Tangled web woven over Albania crisis

Series Title
Series Details 17/04/97, Volume 3, Number 15
Publication Date 17/04/1997
Content Type

Date: 17/04/1997

By Mark Turner

FACED with its most profound foreign policy crisis since the civil war in former Yugoslavia, Europe held a meeting and designed a bureaucracy.

While the cameras were trained on the arrival of 6,000 Italian-led troops on Albanian soil, the continent's diplomatic élite created an ominously familiar 'three-pillar' administration to supervise them.

The EU will take charge of economic assistance and humanitarian aid to the country, the Organisation for Security and Cooperation in Europe (OSCE) will oversee political issues such as the country's summer elections, and Italy will lead the multinational armed force to ensure aid goes to the right places.

Adding to the Who's Who of international organisations with a role in the crisis, Europe's defence arm - the Western European Union (WEU) - and the Strasbourg-based Council of Europe are also slated to give technical assistance to Albania's police, a role they fulfilled in the Bosnian city of Mostar.

Journalists and politicians faced with tracking the activities of five organisations, all with different presidencies and secretariats, can at least console themselves that the transatlantic military umbrella, NATO, remains hidden in the shadows.

The arrangement has been quick to draw knowing smiles from EU diplomats well acquainted with the inherent pitfalls of splitting economics, justice, defence and foreign policy. “At a time when we are searching for ways to integrate EU policy into a more coherent whole, in Albania our governments have pushed its constituent elements even further apart,” quipped one Brussels official.

But those governments simply appear relieved that some sort of ordered response has at least been agreed, reducing the pressure on them to find a miracle solution to Albania's woes.

A spokeswoman for the Danish presidency of the OSCE insisted that the new structure was a viable modus operandi to deal with a completely new phenomenon.

“This is the first time that we have found ourselves fixing a broken democracy,” she said. “There is no civil war, no ethnic conflict, no natural north-south divide. In fact, although people are armed they are not even fighting each other. This is an entirely new experience.”

She also insisted that the OSCE was the right body to lead the operation, saying: “We have a consensus amongst all our member states that we should provide the coordinating framework.” But she confessed that everyone was curious to see how the arrangements would work out in practice.

The 'pillars' will be loosely fronted by OSCE special envoy and elder statesman Franz Vranitzky, but will be coordinated on the ground from Tirana by a deputy, Herbert Grubmayr, a former Austrian ambassador to Moscow and head of the OSCE's mission to Estonia.

There had been some controversy as to whether the job should go to an Italian or not, but the final decision met with unanimous approval, according to the organisation's spokeswoman.
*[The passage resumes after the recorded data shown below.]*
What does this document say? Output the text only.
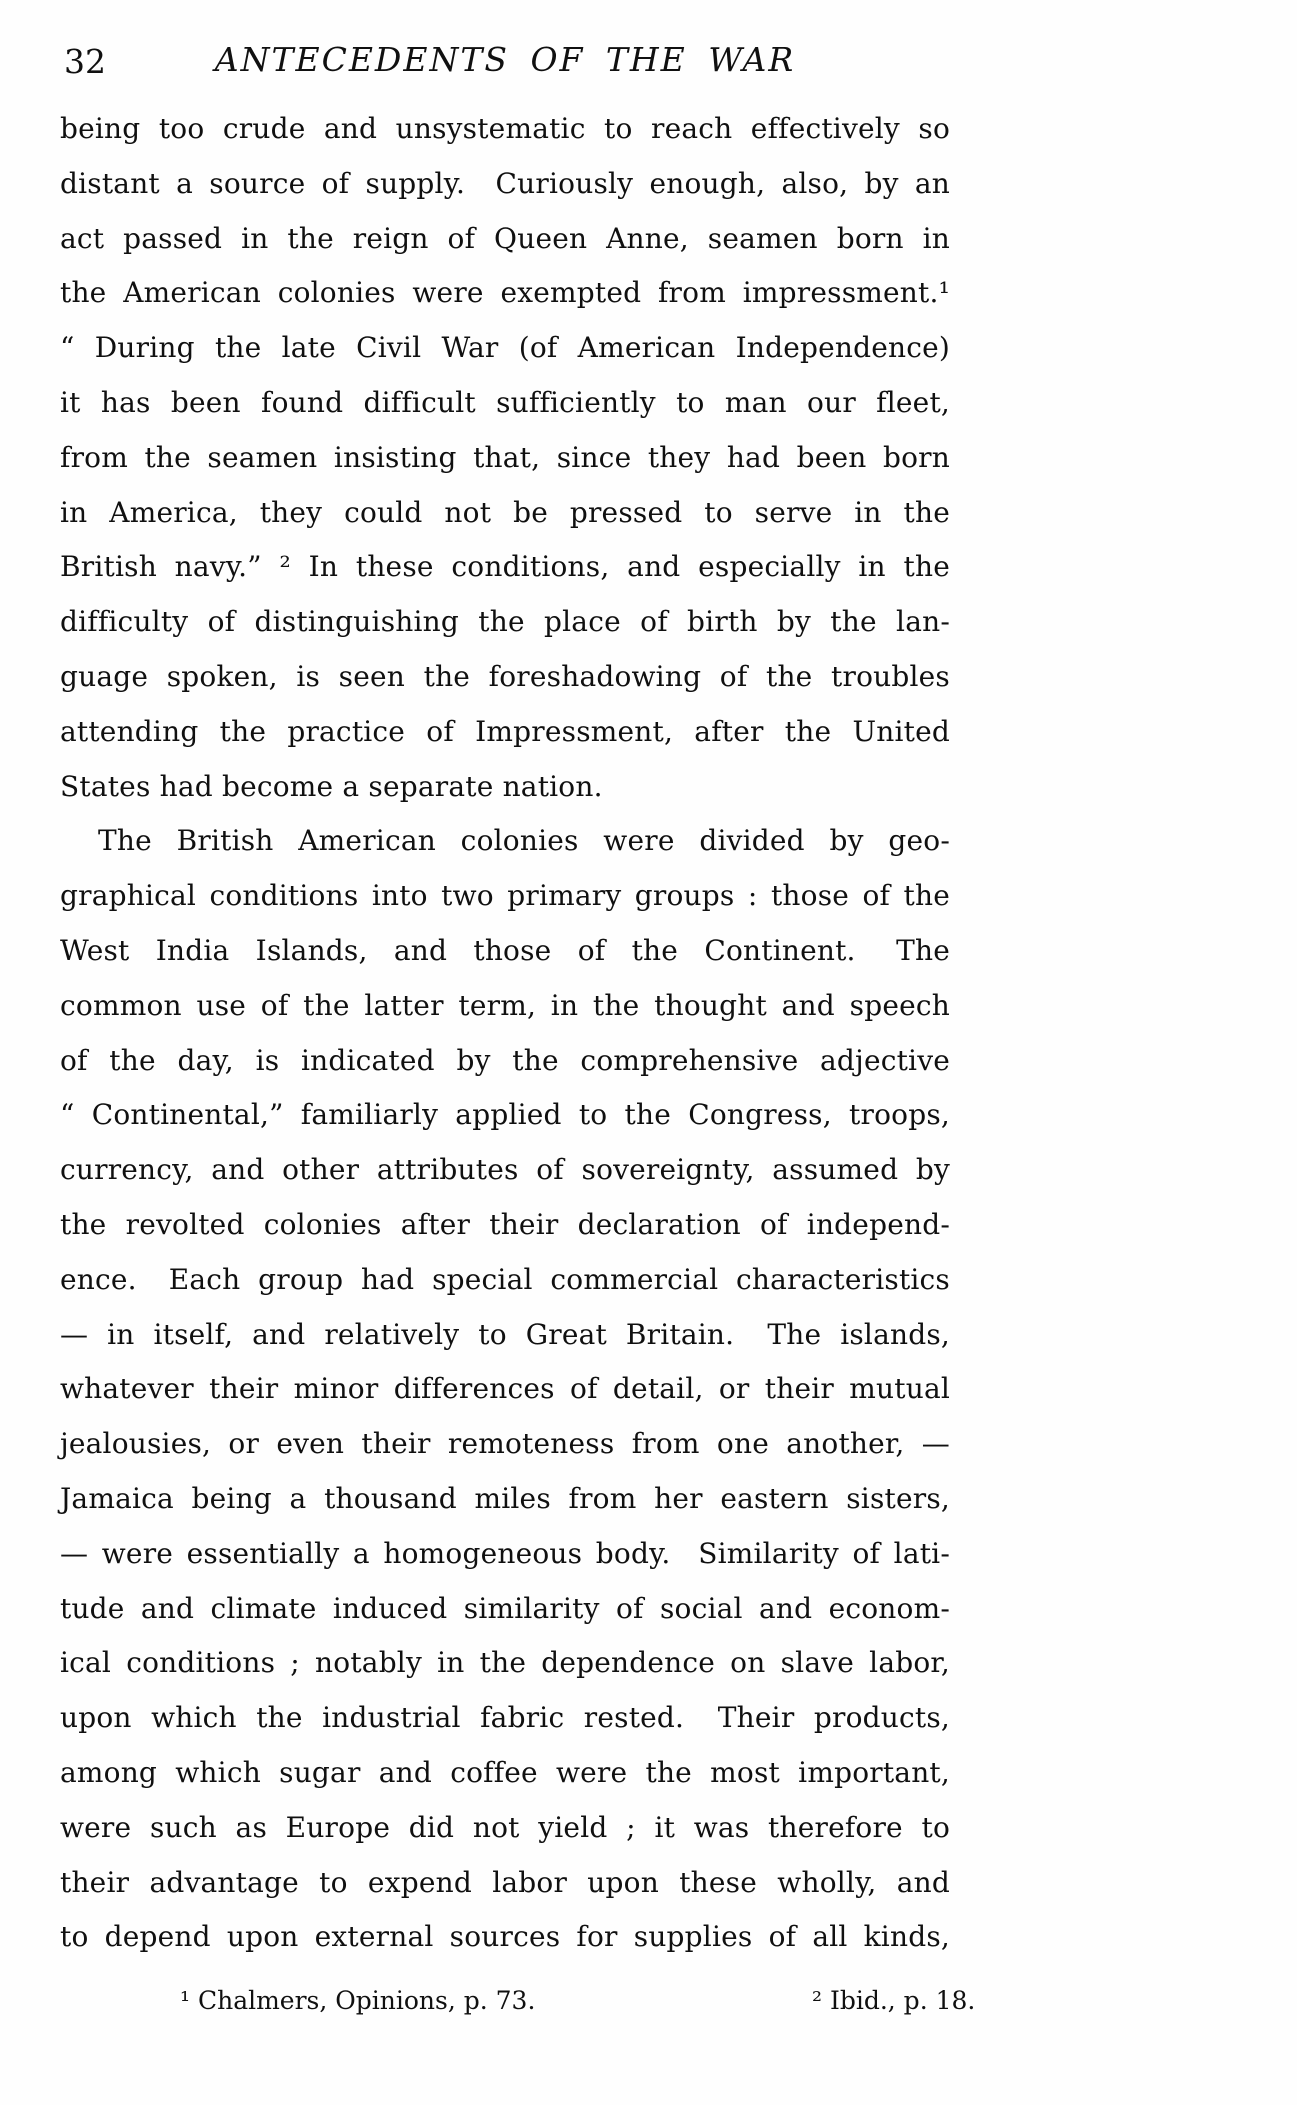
32	ANTECEDENTS OF THE WAR
being too crude and unsystematic to reach effectively so
distant a source of supply.  Curiously enough, also, by an
act passed in the reign of Queen Anne, seamen born in
the American colonies were exempted from impressment.¹
“ During the late Civil War (of American Independence)
it has been found difficult sufficiently to man our fleet,
from the seamen insisting that, since they had been born
in America, they could not be pressed to serve in the
British navy.” ² In these conditions, and especially in the
difficulty of distinguishing the place of birth by the lan-
guage spoken, is seen the foreshadowing of the troubles
attending the practice of Impressment, after the United
States had become a separate nation.
The British American colonies were divided by geo-
graphical conditions into two primary groups : those of the
West India Islands, and those of the Continent.  The
common use of the latter term, in the thought and speech
of the day, is indicated by the comprehensive adjective
“ Continental,” familiarly applied to the Congress, troops,
currency, and other attributes of sovereignty, assumed by
the revolted colonies after their declaration of independ-
ence.  Each group had special commercial characteristics
— in itself, and relatively to Great Britain.  The islands,
whatever their minor differences of detail, or their mutual
jealousies, or even their remoteness from one another, —
Jamaica being a thousand miles from her eastern sisters,
— were essentially a homogeneous body.  Similarity of lati-
tude and climate induced similarity of social and econom-
ical conditions ; notably in the dependence on slave labor,
upon which the industrial fabric rested.  Their products,
among which sugar and coffee were the most important,
were such as Europe did not yield ; it was therefore to
their advantage to expend labor upon these wholly, and
to depend upon external sources for supplies of all kinds,
¹ Chalmers, Opinions, p. 73.	² Ibid., p. 18.
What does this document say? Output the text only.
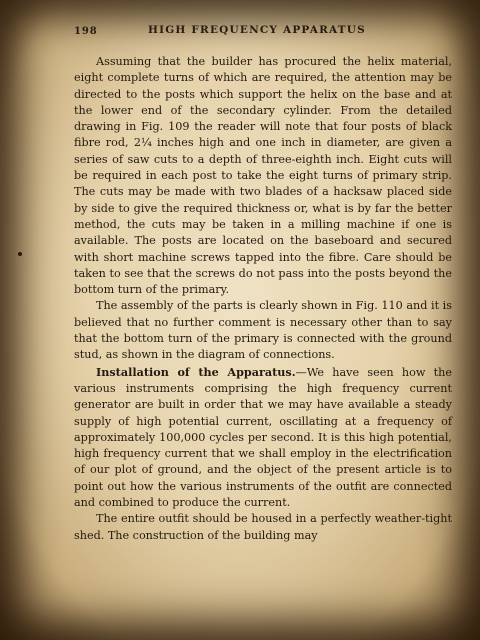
198	HIGH FREQUENCY APPARATUS

Assuming that the builder has procured the helix material, eight complete turns of which are required, the attention may be directed to the posts which support the helix on the base and at the lower end of the secondary cylinder. From the detailed drawing in Fig. 109 the reader will note that four posts of black fibre rod, 2¼ inches high and one inch in diameter, are given a series of saw cuts to a depth of three-eighth inch. Eight cuts will be required in each post to take the eight turns of primary strip. The cuts may be made with two blades of a hacksaw placed side by side to give the required thickness or, what is by far the better method, the cuts may be taken in a milling machine if one is available. The posts are located on the baseboard and secured with short machine screws tapped into the fibre. Care should be taken to see that the screws do not pass into the posts beyond the bottom turn of the primary.

The assembly of the parts is clearly shown in Fig. 110 and it is believed that no further comment is necessary other than to say that the bottom turn of the primary is connected with the ground stud, as shown in the diagram of connections.

Installation of the Apparatus.—We have seen how the various instruments comprising the high frequency current generator are built in order that we may have available a steady supply of high potential current, oscillating at a frequency of approximately 100,000 cycles per second. It is this high potential, high frequency current that we shall employ in the electrification of our plot of ground, and the object of the present article is to point out how the various instruments of the outfit are connected and combined to produce the current.

The entire outfit should be housed in a perfectly weather-tight shed. The construction of the building may
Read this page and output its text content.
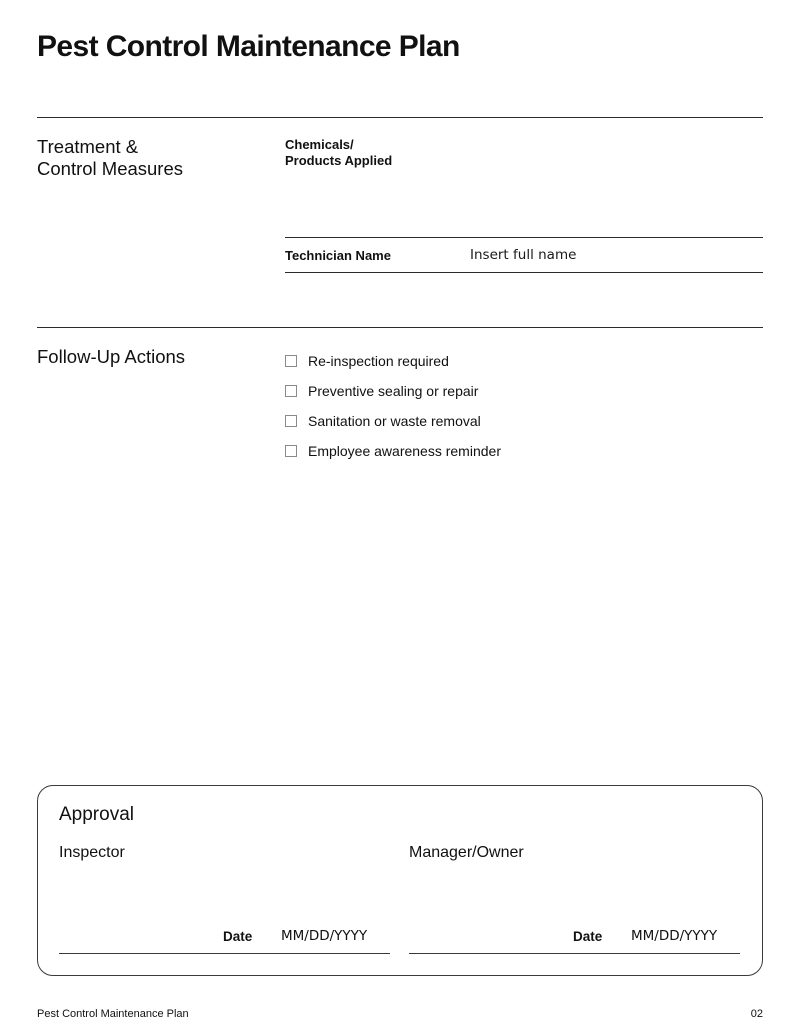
Pest Control Maintenance Plan
Treatment &
Control Measures
Chemicals/
Products Applied
Technician Name	Insert full name
Follow-Up Actions	Re-inspection required
Preventive sealing or repair
Sanitation or waste removal
Employee awareness reminder
Approval
Inspector
Date MM/DD/YYYY
Manager/Owner
Date MM/DD/YYYY
Pest Control Maintenance Plan	02
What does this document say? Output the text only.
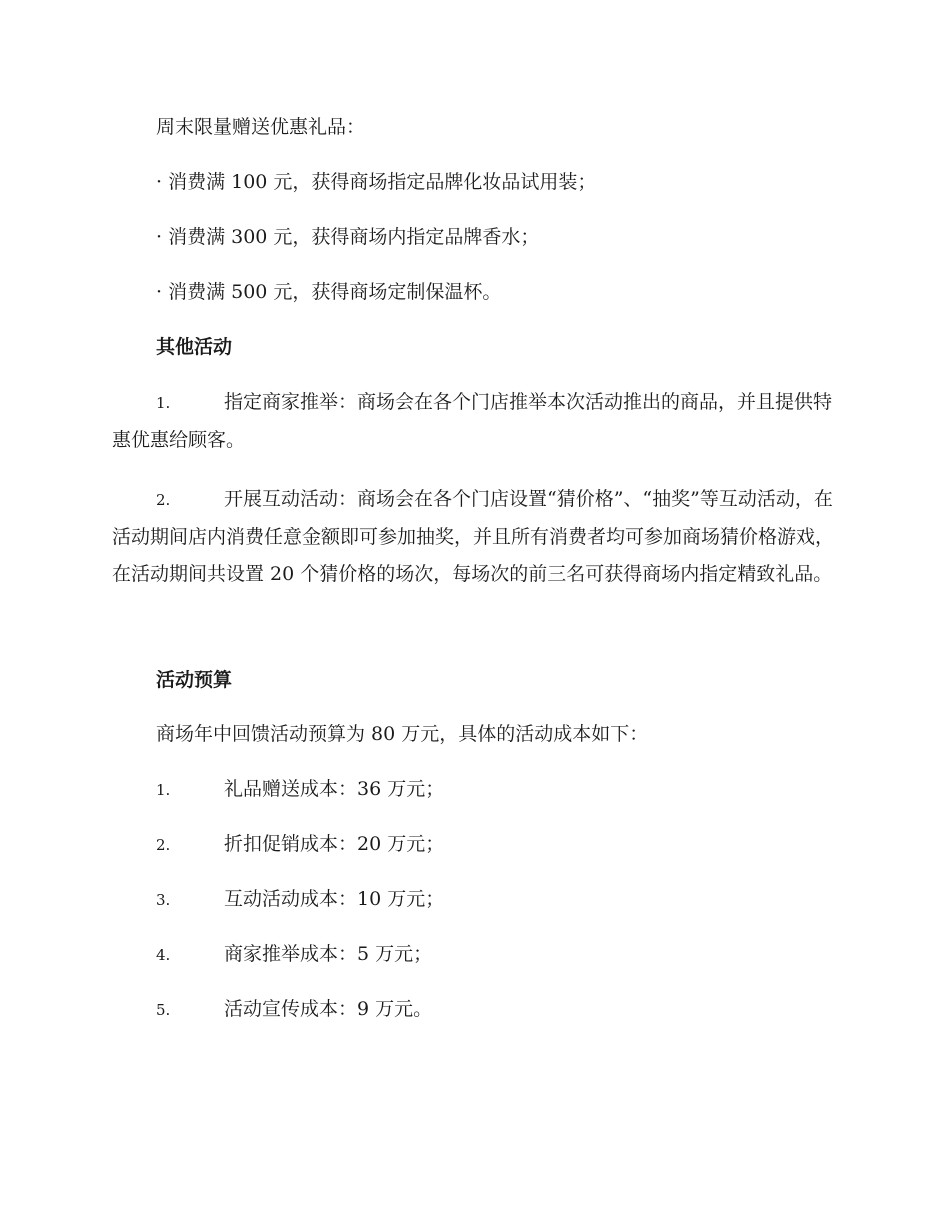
周末限量赠送优惠礼品：

· 消费满 100 元，获得商场指定品牌化妆品试用装；

· 消费满 300 元，获得商场内指定品牌香水；

· 消费满 500 元，获得商场定制保温杯。

其他活动

1.	指定商家推举：商场会在各个门店推举本次活动推出的商品，并且提供特惠优惠给顾客。

2.	开展互动活动：商场会在各个门店设置“猜价格”、“抽奖”等互动活动，在活动期间店内消费任意金额即可参加抽奖，并且所有消费者均可参加商场猜价格游戏，在活动期间共设置 20 个猜价格的场次，每场次的前三名可获得商场内指定精致礼品。

活动预算

商场年中回馈活动预算为 80 万元，具体的活动成本如下：

1.	礼品赠送成本：36 万元；

2.	折扣促销成本：20 万元；

3.	互动活动成本：10 万元；

4.	商家推举成本：5 万元；

5.	活动宣传成本：9 万元。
“There is always some disagreement in this kind of thing, but we have settled our differences,” she said.

Grubmayr will not, however, be able to issue any orders, as EU member states refused to accept commands from an OSCE figure. He will instead act as a liaison point, warning the various actors of any duplication of effort or inconsistencies of approach.

Exactly how that will be done - whether through daily meetings or briefings - and how many staff he will have to help him has not yet been decided, but diplomats stress that the arrangement will be relatively informal and flexible.

Some EU member states had argued that setting up a bureaucracy before people even knew what it had to do was putting the cart before the horse, but they settled for an assurance that nothing would be set in stone.

“This is not some heavy bureaucracy we are setting up here. This is all about finding a new start for Albania,” said the OSCE.

The decision leaves the Dutch presidency's special envoy Jan de Marchant et d'Ansembourg with a somewhat diluted role, but he will continue to roam the country on behalf of the Netherlands and report any findings to Vranitzky.

In practice, diplomats are relatively optimistic that all those involved know what they are doing.

The OSCE, for example, will now focus on human rights issues and preparing for national elections. Both government and opposition agreed on 9 March that polls should be held in June, although the date is far from settled.

The organisation will also offer technical assistance to legislators and judiciary, and look into appointing an Albanian ombudsman. “If you want to know what we will do, look at any standard OSCE mission,” said the spokeswoman.

Meanwhile, the EU will continue to pump funds into Albania under its eastern European support programmes, and send humanitarian assistance such as medicine and emergency food supplies. Any additional macroeconomic aid remains conditional on further reform.

If there has been any doubt as to precise objectives, it is over those of the Italian-led defence force. But a consensus has now emerged that it will stay firmly out of the political game.

Pjeter Arbnori, speaker of the Albanian parliament, stressed last weekend that the force would not act as a “referee” between the government and rebels, explaining it was “not coming to conquer Albania but to distribute multinational aid”.

Things are, therefore, looking passably good on paper, but diplomats warn against early celebrations. “It is only now that the real work begins,” said one.